Monday, September 16, 2019

Language of the Sublime (?)

After reading some theoretical texts about the concept of the sublime and the different meanings and interpretations surrounding it, I started to think about the effect that scale would have on the work I produce. I created a piece in which I tried to replicate the sudden awareness of our lack of knowledge.

The more I think about this piece in relation to language, the more I see it reflecting my own relationship with knowing and not knowing language. Since I am bilingual, I understand the feeling of being able to express yourself more adequately in one language over another for certain situations (when you feel a word or phrase has more weight/significance when said in a specific language). However, I also realize that in not knowing other languages, I miss out on the type of self-expression or thinking that those languages have to offer.
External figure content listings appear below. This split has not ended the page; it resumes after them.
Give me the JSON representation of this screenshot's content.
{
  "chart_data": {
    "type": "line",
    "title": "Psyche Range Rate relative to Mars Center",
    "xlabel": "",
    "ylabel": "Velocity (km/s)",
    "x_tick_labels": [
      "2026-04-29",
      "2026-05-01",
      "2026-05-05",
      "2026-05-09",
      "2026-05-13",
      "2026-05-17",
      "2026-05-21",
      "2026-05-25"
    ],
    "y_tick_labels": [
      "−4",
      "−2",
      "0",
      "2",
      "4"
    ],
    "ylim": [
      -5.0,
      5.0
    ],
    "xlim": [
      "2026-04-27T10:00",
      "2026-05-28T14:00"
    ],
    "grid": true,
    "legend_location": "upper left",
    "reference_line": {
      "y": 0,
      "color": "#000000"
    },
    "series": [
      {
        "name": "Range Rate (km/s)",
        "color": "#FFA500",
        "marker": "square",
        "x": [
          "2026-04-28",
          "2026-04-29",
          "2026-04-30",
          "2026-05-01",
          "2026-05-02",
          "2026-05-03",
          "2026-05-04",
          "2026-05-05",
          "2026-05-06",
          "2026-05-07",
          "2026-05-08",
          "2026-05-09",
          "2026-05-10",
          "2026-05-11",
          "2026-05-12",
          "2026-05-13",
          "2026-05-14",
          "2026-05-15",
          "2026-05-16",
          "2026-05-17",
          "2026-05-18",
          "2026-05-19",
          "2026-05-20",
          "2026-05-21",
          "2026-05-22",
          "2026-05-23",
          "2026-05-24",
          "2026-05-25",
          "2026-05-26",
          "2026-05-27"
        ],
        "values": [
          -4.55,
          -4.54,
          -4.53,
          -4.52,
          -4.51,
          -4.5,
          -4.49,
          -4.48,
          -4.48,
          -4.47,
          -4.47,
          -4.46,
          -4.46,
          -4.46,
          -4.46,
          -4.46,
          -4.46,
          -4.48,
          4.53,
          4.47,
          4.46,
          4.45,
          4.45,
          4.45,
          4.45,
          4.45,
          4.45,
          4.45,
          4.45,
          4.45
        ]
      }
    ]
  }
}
The piece I created reminded me of that because it reflects the ambiguity with which we are forced to think about certain things, since we sometimes cannot express what we perceive with the language that we communicate in.

For instance, some languages have words that illustrate concepts that English does not have specific words for, such as the German word treppenwitz, which describes the failure to come up with a good comeback during an altercation only to think of one long after the argument takes place. It is this type of simplification that differentiates the thinking around a similar event for speakers of different languages.

As such, I think this version of the sublime is one that focuses on absence, not of a total absence of language, but rather of a lack of the awareness, appreciation, or knowledge brought on by the mastery of multiple languages.